The Fathers Speak:
St. Clement of
Alexandria
St. Clement was born about A.D. 150,
to pagan parents. He converted to
Christianity and became the director of a school for catechumens in Egypt. Persecution forced him to leave Egypt in the
early third century. In the text below,
he shares a meditation on God and on natural faith.
[It
is not] possible to predicate any parts of [God]. For what is one is indivisible, and thereby
infinite – not in regard to its being clearly inconceivable, but in regard to
its being without dimensions and not having limits, for which reason it is
without form and name. And if we somehow
name Him, we do not do so properly, when we supply such names as the One, or
the Good, or Mind, or That Which Is, or Father, or God, or Creator, or
Lord.

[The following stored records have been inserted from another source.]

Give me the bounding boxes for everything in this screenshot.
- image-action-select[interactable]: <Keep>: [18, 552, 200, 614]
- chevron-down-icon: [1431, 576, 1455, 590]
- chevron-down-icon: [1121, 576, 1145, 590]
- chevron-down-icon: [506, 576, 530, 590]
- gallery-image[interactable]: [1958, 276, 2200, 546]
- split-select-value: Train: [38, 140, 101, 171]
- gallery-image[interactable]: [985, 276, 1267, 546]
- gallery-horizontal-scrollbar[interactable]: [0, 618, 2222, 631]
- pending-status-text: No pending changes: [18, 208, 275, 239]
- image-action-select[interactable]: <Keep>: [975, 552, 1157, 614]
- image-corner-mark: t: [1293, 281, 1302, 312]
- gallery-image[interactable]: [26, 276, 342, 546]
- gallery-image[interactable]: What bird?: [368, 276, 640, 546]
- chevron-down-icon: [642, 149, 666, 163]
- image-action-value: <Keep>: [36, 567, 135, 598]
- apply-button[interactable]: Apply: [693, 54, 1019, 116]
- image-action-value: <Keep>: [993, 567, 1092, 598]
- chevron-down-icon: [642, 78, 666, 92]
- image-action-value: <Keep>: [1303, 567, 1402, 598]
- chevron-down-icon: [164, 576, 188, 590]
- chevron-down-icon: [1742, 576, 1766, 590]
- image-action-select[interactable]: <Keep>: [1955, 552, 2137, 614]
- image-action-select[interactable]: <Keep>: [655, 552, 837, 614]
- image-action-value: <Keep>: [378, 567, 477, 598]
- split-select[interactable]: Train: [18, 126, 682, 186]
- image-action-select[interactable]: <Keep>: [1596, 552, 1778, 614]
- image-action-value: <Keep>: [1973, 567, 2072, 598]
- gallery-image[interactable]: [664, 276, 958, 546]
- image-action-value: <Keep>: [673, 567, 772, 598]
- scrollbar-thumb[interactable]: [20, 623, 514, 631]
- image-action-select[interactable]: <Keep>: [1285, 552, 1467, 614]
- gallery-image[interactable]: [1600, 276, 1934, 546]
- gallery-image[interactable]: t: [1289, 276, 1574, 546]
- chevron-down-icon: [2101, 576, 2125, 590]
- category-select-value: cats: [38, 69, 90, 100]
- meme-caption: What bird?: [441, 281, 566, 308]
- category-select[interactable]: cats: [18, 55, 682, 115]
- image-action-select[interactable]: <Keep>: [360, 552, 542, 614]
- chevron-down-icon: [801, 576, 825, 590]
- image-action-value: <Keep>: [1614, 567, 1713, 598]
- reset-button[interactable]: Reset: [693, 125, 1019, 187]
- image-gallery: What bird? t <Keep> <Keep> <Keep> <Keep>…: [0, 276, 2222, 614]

We so speak not as supplying His
name; but in our need we use beautiful names so that the mind may have these as
a support against erring in other respects.
For
each one by itself does not express God, but all together they are indicative
of the power of the Omnipotent. Predicates
are expressed either from what belongs to things themselves, or from their
relationship to each other; but nothing of this is applicable in reference to
God. Neither is he apprehended by the
science of demonstration; for it depends upon primary and better known
principles, while there is nothing antecedent to the Unbegotten.
That
which in other ages was not known has now been clearly shown and has now been
revealed to the sons of men. Indeed,
there was always a natural manifestation of the one almighty God, among all
right thinking men; and the majority, who had not entirely divested themselves
of shame in the presence of the truth, apprehended the eternal beneficence through
divine providence…The Father and Creator of all things, therefore, is
apprehended by all means of an innate power and without instruction, in a
manner suitable to all…Nor is it possible for any race to live anywhere,
whether they be tillers of the soil or nomads, not even be they city-dwellers,
without being imbued with faith in a Higher Being.